Algebraic Techniques for Short(er) Exact Lattice-Based Zero-Knowledge Proofs

Abstract

A key component of many lattice-based protocols is a zero-knowledge proof of knowledge of a vector \(\vec {s}\) with small coefficients satisfying \(A\vec {s}=\vec {u}\bmod \,q\). While there exist fairly efficient proofs for a relaxed version of this equation which prove the knowledge of \(\vec {s}'\) and c satisfying \(A\vec {s}'=\vec {u}c\) where \(\Vert \vec {s}'\Vert \gg \Vert \vec {s}\Vert \) and c is some small element in the ring over which the proof is performed, the proofs for the exact version of the equation are considerably less practical. The best such proof technique is an adaptation of Stern’s protocol (Crypto ’93), for proving knowledge of nearby codewords, to larger moduli. The scheme is a \(\varSigma \)-protocol, each of whose iterations has soundness error \(2{/}3\), and thus requires over 200 repetitions to obtain soundness error of \(2^{-128}\), which is the main culprit behind the large size of the proofs produced.

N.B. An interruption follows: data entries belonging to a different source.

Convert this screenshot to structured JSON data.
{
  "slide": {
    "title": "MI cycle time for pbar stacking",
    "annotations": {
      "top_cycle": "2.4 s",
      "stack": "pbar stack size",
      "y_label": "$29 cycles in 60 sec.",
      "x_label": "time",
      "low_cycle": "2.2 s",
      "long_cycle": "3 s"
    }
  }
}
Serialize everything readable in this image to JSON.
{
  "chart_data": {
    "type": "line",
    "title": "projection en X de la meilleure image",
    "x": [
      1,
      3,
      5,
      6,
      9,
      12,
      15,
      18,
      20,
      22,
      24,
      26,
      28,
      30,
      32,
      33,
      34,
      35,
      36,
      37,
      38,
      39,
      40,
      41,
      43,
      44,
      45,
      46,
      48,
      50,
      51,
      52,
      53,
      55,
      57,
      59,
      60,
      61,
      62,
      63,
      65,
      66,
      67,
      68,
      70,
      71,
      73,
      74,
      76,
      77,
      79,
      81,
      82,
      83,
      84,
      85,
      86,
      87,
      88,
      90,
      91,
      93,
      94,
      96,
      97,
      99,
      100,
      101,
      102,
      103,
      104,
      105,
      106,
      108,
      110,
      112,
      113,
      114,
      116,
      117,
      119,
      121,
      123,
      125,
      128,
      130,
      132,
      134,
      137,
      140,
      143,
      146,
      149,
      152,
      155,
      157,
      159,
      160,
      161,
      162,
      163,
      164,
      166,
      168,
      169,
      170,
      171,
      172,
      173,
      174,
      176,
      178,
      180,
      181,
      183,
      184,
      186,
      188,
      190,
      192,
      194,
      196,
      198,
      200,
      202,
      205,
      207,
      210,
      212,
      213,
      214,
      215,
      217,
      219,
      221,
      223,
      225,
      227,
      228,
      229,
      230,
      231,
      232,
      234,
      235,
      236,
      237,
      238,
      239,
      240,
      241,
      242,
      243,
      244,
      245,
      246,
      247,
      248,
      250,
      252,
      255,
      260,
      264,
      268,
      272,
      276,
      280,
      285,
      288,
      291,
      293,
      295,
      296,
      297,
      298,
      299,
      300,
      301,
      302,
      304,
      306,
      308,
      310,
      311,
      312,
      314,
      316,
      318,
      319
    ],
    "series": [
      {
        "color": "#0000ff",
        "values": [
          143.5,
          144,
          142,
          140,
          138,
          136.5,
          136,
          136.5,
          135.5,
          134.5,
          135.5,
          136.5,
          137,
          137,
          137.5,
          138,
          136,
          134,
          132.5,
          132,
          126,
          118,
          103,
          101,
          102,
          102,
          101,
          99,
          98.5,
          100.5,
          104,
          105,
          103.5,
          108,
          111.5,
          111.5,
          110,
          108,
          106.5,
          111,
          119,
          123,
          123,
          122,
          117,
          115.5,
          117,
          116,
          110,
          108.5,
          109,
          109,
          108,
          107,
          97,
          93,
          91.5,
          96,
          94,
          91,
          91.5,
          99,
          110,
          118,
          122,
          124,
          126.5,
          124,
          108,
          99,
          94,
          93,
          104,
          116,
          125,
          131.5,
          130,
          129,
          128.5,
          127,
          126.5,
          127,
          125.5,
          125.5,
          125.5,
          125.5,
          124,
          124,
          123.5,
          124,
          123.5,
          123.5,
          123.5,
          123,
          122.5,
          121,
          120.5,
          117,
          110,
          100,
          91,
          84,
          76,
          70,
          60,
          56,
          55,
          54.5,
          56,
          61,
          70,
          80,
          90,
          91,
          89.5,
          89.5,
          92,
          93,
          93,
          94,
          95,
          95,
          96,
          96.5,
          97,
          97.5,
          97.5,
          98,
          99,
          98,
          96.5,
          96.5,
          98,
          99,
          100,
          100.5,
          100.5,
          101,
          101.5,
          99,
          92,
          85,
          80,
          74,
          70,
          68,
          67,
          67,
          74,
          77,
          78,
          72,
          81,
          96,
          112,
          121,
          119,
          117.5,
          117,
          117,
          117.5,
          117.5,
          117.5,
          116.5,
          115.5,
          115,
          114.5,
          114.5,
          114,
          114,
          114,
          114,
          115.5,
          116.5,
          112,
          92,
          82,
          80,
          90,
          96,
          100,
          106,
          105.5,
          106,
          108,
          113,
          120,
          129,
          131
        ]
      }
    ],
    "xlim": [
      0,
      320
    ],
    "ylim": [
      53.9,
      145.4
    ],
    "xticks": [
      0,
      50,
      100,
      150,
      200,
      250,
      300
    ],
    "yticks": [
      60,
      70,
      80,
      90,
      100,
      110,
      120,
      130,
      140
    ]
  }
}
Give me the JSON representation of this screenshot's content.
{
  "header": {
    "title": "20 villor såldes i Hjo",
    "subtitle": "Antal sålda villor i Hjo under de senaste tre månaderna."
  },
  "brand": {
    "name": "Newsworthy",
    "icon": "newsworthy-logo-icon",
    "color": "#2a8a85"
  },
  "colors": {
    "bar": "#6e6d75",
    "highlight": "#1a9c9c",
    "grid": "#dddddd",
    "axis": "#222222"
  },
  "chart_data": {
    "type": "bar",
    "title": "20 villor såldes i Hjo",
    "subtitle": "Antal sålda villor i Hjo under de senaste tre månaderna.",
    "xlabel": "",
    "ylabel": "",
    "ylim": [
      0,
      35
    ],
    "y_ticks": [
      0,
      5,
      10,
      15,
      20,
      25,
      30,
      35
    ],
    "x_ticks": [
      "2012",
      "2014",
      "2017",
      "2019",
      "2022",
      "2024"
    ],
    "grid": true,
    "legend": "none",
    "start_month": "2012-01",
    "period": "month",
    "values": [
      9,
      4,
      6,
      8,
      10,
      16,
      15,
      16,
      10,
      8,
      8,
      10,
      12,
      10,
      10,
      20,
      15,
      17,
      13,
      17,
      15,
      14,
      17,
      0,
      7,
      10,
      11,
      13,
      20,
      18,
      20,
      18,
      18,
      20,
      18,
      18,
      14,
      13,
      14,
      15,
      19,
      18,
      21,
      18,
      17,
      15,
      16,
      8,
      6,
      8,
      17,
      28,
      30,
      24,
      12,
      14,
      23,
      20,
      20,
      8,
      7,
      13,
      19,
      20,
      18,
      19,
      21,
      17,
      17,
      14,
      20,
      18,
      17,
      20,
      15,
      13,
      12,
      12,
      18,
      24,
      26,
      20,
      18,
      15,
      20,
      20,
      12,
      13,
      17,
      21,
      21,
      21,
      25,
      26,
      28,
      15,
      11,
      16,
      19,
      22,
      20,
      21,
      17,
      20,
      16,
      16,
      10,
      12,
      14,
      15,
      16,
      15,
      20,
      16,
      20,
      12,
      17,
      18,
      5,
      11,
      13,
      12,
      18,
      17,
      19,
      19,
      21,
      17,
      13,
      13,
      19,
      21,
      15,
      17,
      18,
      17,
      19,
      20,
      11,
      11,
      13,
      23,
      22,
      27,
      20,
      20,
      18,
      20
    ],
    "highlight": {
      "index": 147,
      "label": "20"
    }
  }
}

In this paper, we propose the first lattice-based proof system that significantly outperforms Stern-type proofs for proving knowledge of a short \(\vec {s}\) satisfying \(A\vec {s}=\vec {u}\bmod \,q\). Unlike Stern’s proof, which is combinatorial in nature, our proof is more algebraic and uses various relaxed zero-knowledge proofs as sub-routines. The main savings in our proof system comes from the fact that each round has soundness error of \(1{/}n\), where n is the number of columns of A. For typical applications, n is a few thousand, and therefore our proof needs to be repeated around 10 times to achieve a soundness error of \(2^{-128}\). For concrete parameters, it produces proofs that are around an order of magnitude smaller than those produced using Stern’s approach.